How do I request an autopsy report from the Oklahoma medical examiner?
The OCME's published guidance says reports are available on written request once the case is completed, and that the request should include the decedent's full name, date of death, and the requester's relationship to the decedent. Requests can be mailed or emailed to the office; confirm the current address, email, and any fee on the OCME Report Information page.
Does it cost anything to get the report?
The OCME's published guidance states that immediate family members and law-enforcement agencies receive a complimentary copy by written request, while others pay a $10.00 fee for a non-autopsy case report or a $20.00 fee for an autopsy case. Fees are set by the agency and can change, so verify the current amount before sending payment.
How long after a death is the autopsy report available?
A medical examiner case is generally to be completed within 60 calendar days after the office takes custody of the body, "unless circumstances exist that prevent adherence to this timeline," and reports are available once the case is completed. See 63 O.S. § 941(D)(2). Toxicology and other testing can extend the timeline in some cases.
My family member died in jail — can the police or DA keep the report from us?
For a death in state custody, in law-enforcement custody, or from an officer's lethal action, the statute prohibits district attorneys and law-enforcement agencies from objecting to releasing the full autopsy report to the family, and bars a court from granting an extension to keep it withheld.
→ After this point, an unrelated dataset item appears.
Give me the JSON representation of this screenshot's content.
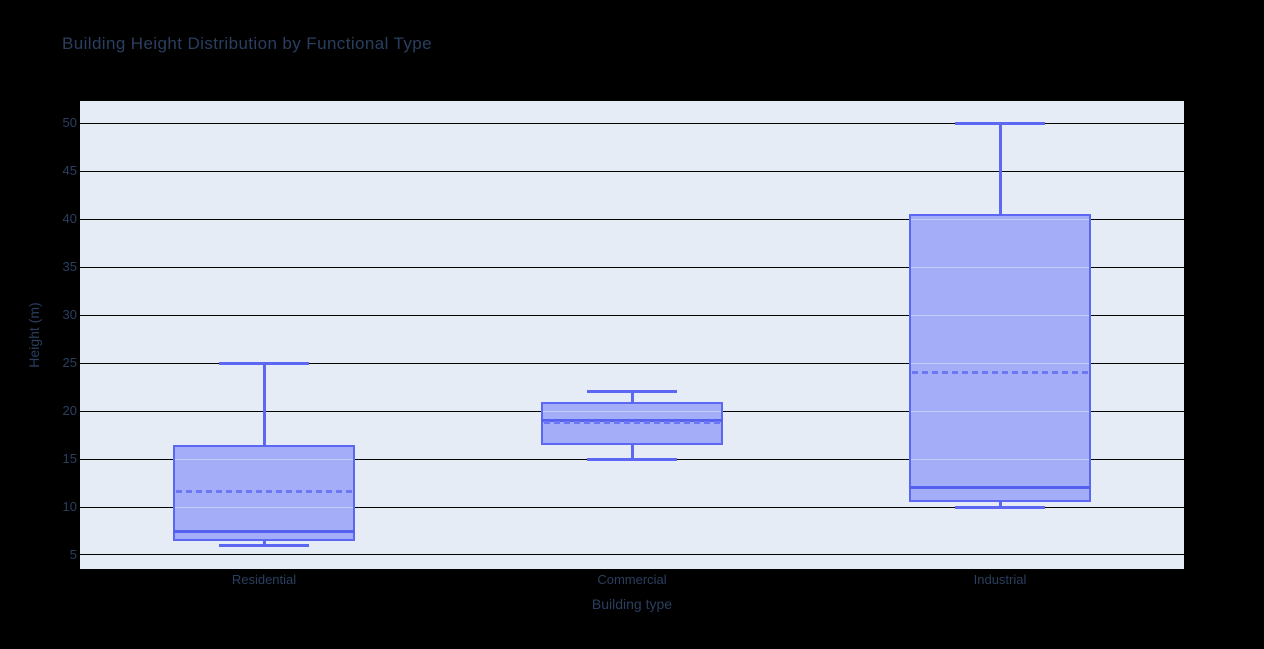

See 63 O.S. § 945(C)(2) and (G)(4). If you are being told you cannot have it, that is worth reviewing with an attorney.
Is the autopsy report the same as the death certificate?
No. The death certificate is registered through the state death registry and obtained through Vital Records, usually with the funeral home's help. The autopsy report and the summary report of investigation are separate documents produced by the medical examiner. Families often need more than one of these.
This article is general legal information about Oklahoma law, not legal advice, and does not create an attorney-client relationship. Statutes, agency fees, and procedures can change, and every situation is different. If you are seeking a medical examiner's records or believe a death in custody or medical care was wrongful, speak with a qualified Oklahoma attorney about your specific circumstances.